My new role as our team's Test Manager marks the fourth team that I've managed in the past 13 years of leading software teams. The transitions have always been a time when I'm forced to step back to think about what I want to accomplish as a team leader and team member of my new team. This transition is no exception to that process.
I want any team that I am a member of to be an outstanding team. How can I help my new team get recognized as an excellent test team – one of the top test teams in our division and the company? How do we challenge ourselves to be the best that we can be?
With this context, I've been thinking about the recipe for team excellence. Here are the four key ingredients that I've been thinking about:
Great People – Any high performing team starts with a great mix of outstanding individuals. You need a team with a variety of skills, experiences, and core competencies. As the 'plucky' Minnesota Twins have shown us again this year, it's not always the team with the superstars that wins. It's often the team with the best complementary set of team members that can work well together that ultimately wins out (and not those 3rd place White Sox J). You need both talented individuals and the right mix to build a great team.

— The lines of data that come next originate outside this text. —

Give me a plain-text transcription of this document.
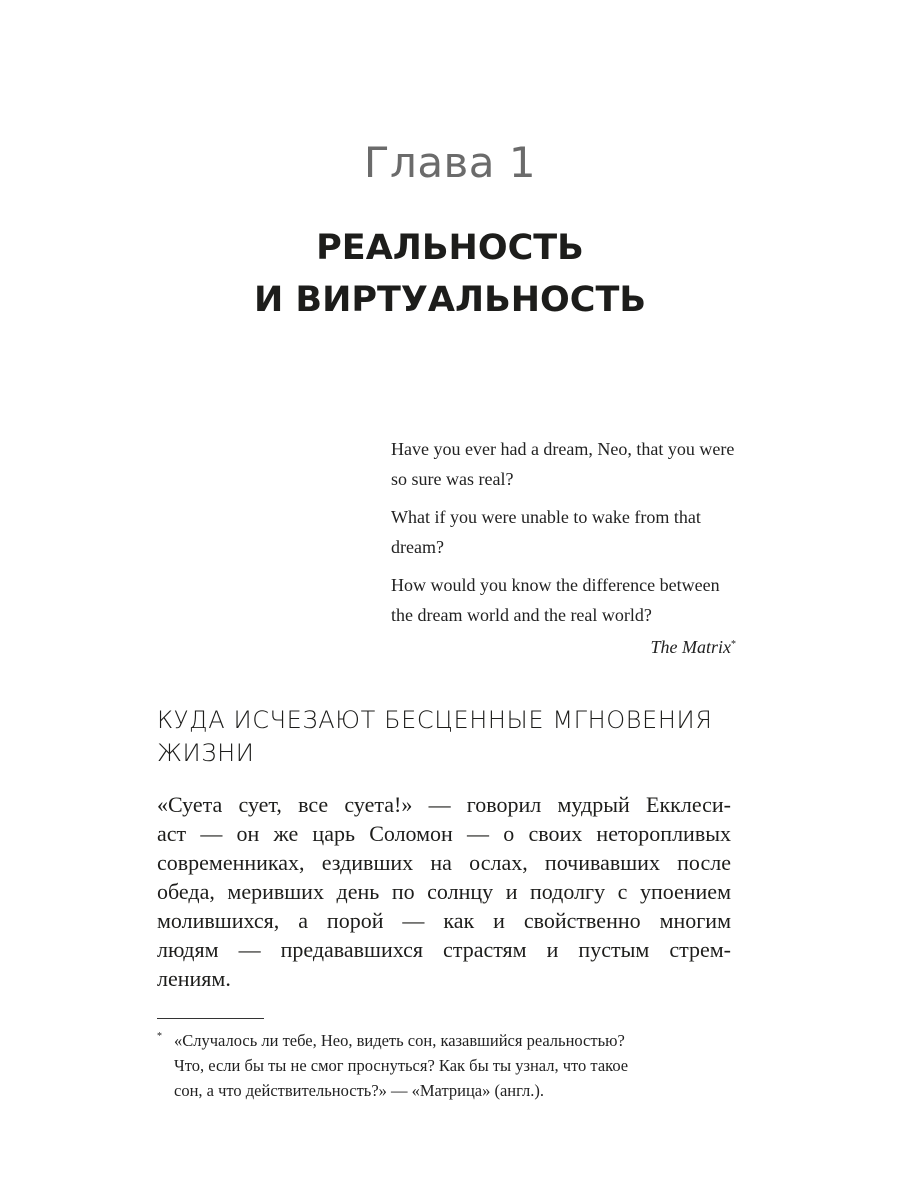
Глава 1
РЕАЛЬНОСТЬ
И ВИРТУАЛЬНОСТЬ

Have you ever had a dream, Neo, that you were so sure was real?

What if you were unable to wake from that dream?

How would you know the difference between the dream world and the real world?

The Matrix*

КУДА ИСЧЕЗАЮТ БЕСЦЕННЫЕ МГНОВЕНИЯ
ЖИЗНИ
«Суета сует, все суета!» — говорил мудрый Екклеси-
аст — он же царь Соломон — о своих неторопливых
современниках, ездивших на ослах, почивавших после
обеда, меривших день по солнцу и подолгу с упоением
молившихся, а порой — как и свойственно многим
людям — предававшихся страстям и пустым стрем-
лениям.
* «Случалось ли тебе, Нео, видеть сон, казавшийся реальностью?
Что, если бы ты не смог проснуться? Как бы ты узнал, что такое
сон, а что действительность?» — «Матрица» (англ.).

Clear Mission – A team with a clearly articulated, motivating, mission can do amazing things. JFK's challenge to put a man on the moon was a mission that NASA and the whole country could back. Team members should be able to articulate the team's purpose and why it's important to the company and its customers.
Capable Tools – Tools, including processes, that enable a team to focus on creating a great product for its customers are an important success factor. As I've learned at Microsoft, this is especially true for large scale development.
Feedback – Fundamentally, you need feedback to get better. One of the things that I like best about Scrum is the quick turnaround of Sprints. You plan, execute, review, and reflect all within 30 days. Fast, thorough feedback is especially a key factor for test teams. The more real time that information on the product is communicated, the more efficient the organization will be.
I should note that I could have stopped with the first two ingredients. A team made up of great people with a clear mission will figure out what it needs to do to be successful. But the last two ingredients are certainly worthy additions to the list.
So that's my short list of key ingredients and what I plan to focus on in my new role. Is it the right list? What's missing?